Stichwort dauerhafte Grenzkontrollen: Alle Expert*innen sind sich einig, dass solche Kontrollen personell auf Dauer nicht zu leisten sind. Abgesehen davon ist die Bilanz -bei genauerer Betracht zwischen Personalansatz und Ergebnis – eher dürftig. Zudem ist eine Dauerhafte Kontrolle nicht mit europäischem Recht – immerhin ist eines der Kernelemente des Europäischen Gedankens betroffen – nicht vereinbar und die Frage nach dem wirtschaftlichen Schaden wird kaum berücksichtigt.
Zur Frage des Polizeibeauftragten des Bundes: Augenscheinlich haben -gerade - Konservative das Prinzip der Gewaltenteilung – immerhin ein Pfeiler unseres Rechtsstaats – nicht verstanden. Alleine der Zwischenbericht des Polizeibeauftragten nach den ersten 100 Tagen spricht Bände: 109 Eingaben von Bürgern und 24 Eingaben von Beschäftigten der Polizeibehörden, etliche Beschäftigte der Polizeibehörden des Bundes baten ausdrücklich um Unterstützung.
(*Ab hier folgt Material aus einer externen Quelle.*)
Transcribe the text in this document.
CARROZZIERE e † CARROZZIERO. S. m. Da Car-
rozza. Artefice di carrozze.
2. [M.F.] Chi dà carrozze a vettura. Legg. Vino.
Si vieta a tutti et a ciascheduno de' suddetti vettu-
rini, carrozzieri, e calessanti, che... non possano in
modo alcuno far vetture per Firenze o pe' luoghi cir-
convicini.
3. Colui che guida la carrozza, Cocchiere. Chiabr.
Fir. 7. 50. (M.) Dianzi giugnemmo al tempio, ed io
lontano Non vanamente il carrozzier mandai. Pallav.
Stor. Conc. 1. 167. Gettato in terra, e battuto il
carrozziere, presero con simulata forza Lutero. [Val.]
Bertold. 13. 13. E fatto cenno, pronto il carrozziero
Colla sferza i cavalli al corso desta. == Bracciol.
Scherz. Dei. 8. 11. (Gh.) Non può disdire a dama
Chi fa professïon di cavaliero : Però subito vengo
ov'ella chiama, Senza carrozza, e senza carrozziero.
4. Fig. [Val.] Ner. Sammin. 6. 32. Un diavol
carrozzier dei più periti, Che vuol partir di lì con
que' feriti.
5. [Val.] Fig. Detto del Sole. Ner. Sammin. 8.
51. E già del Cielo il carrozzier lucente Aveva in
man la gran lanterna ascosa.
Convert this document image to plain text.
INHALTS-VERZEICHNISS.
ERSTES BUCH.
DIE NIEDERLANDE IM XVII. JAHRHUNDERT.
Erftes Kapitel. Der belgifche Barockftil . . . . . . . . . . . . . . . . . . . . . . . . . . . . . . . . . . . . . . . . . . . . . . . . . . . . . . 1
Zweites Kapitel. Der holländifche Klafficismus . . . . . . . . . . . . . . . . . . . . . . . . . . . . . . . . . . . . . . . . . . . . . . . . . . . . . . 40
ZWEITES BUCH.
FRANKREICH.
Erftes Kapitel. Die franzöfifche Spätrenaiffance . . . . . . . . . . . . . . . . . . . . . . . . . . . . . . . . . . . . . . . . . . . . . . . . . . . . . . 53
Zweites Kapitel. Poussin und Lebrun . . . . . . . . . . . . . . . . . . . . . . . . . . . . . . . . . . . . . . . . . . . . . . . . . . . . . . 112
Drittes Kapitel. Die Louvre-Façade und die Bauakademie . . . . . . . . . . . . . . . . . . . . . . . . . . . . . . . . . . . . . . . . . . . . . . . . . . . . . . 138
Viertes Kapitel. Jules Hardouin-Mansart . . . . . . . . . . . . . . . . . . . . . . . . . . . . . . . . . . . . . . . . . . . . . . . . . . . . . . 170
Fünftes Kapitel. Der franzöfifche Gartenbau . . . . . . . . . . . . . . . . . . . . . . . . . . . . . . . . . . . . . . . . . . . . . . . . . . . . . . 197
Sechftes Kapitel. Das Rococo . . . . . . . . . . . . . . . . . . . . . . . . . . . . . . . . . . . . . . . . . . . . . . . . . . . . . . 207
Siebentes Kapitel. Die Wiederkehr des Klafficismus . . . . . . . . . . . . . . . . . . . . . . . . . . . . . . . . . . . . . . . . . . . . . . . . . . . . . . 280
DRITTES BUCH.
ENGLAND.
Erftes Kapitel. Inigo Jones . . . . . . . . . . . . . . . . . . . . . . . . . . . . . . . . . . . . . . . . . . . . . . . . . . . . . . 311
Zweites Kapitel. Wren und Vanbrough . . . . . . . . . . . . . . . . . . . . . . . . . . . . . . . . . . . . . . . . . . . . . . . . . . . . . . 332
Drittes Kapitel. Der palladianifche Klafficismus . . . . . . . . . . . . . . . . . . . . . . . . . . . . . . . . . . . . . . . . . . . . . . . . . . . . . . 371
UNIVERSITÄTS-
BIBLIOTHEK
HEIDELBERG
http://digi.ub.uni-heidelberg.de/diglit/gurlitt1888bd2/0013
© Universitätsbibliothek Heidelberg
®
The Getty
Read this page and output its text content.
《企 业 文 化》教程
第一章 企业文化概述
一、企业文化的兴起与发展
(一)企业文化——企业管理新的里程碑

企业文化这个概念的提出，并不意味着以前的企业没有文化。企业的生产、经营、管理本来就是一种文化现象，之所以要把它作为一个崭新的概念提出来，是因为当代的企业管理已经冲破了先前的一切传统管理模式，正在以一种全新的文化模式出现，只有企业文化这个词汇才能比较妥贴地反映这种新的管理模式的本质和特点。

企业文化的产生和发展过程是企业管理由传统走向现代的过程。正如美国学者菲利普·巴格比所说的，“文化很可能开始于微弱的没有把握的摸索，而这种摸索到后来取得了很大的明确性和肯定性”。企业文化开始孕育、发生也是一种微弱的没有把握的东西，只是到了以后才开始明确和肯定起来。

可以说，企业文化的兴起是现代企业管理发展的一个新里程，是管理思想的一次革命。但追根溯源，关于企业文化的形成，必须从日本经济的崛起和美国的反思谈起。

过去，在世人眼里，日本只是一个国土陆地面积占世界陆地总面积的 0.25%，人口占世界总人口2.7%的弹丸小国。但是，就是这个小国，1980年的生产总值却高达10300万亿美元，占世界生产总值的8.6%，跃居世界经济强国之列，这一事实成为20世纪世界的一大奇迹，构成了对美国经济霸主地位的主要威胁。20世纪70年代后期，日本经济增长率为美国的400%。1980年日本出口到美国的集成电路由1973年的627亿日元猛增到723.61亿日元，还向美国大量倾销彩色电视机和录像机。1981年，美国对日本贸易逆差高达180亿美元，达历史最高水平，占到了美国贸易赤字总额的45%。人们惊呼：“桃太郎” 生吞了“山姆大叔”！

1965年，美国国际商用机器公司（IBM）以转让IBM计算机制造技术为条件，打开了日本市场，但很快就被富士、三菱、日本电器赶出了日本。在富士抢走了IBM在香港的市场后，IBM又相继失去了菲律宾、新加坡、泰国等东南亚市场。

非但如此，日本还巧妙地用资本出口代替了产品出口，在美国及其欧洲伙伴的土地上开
Es zeichne sich schon jetzt eine große Bandbreite an Themen ab wie Sachverhalte im Zusammenhang mit der Vereinbarkeit von Familie und Beruf, Beschwerden über - aus Sicht der Beschäftigten - ungerechtfertigte Disziplinarmaßnahmen, Beschwerden über die Entlassung aus dem Beamtenverhältnis in der Probezeit, über Arbeitsbedingungen sowie zu Mobbingvorwürfen im Dienst“. Bei den Angaben der Bürger*innen waren Beschwerden über unangemessenes Verhalten von Polizeibeamten bei polizeilichen Maßnahmen wie beispielsweise über polizeiliche Kontrollen von Menschen allein aufgrund ihres physischen Erscheinungsbildes oder ethnischer Merkmale der Schwerpunkt.
„Die Schaffung eines Polizeibeauftragten ist ein wichtiger Bestandteil einer modernen Sicherheitspolitik. Damit wird nicht nur den Bürger*innen, sondern auch den Beamt*innen die Möglichkeit gegeben, sich mit ihrem Anliegen vertrauensvoll an eine Ansprechperson zu wenden, was vorher so nicht möglich war. Das fördert das Vertrauen innerhalb der Kollegenschaft und stärkt nach außen die Polizeibehörden.“
Die Diskussion um die Legalisierung von Cannabis ist indes mehr eine politische Diskussion. Die Abschaffung der Prohibition hin zu einer vernunftgeleitenden Drogenpolitik ist eines der Herzensthemen der Grünen, mithin ist sie sachgeleitet. Den Kritikern sei ob der Forderung nach einer Abschaffung die Frage gestellt, was sie dem entgegensetzen will, denn die bisherige Drogenpolitik ist seit Jahrzehnten gescheitert.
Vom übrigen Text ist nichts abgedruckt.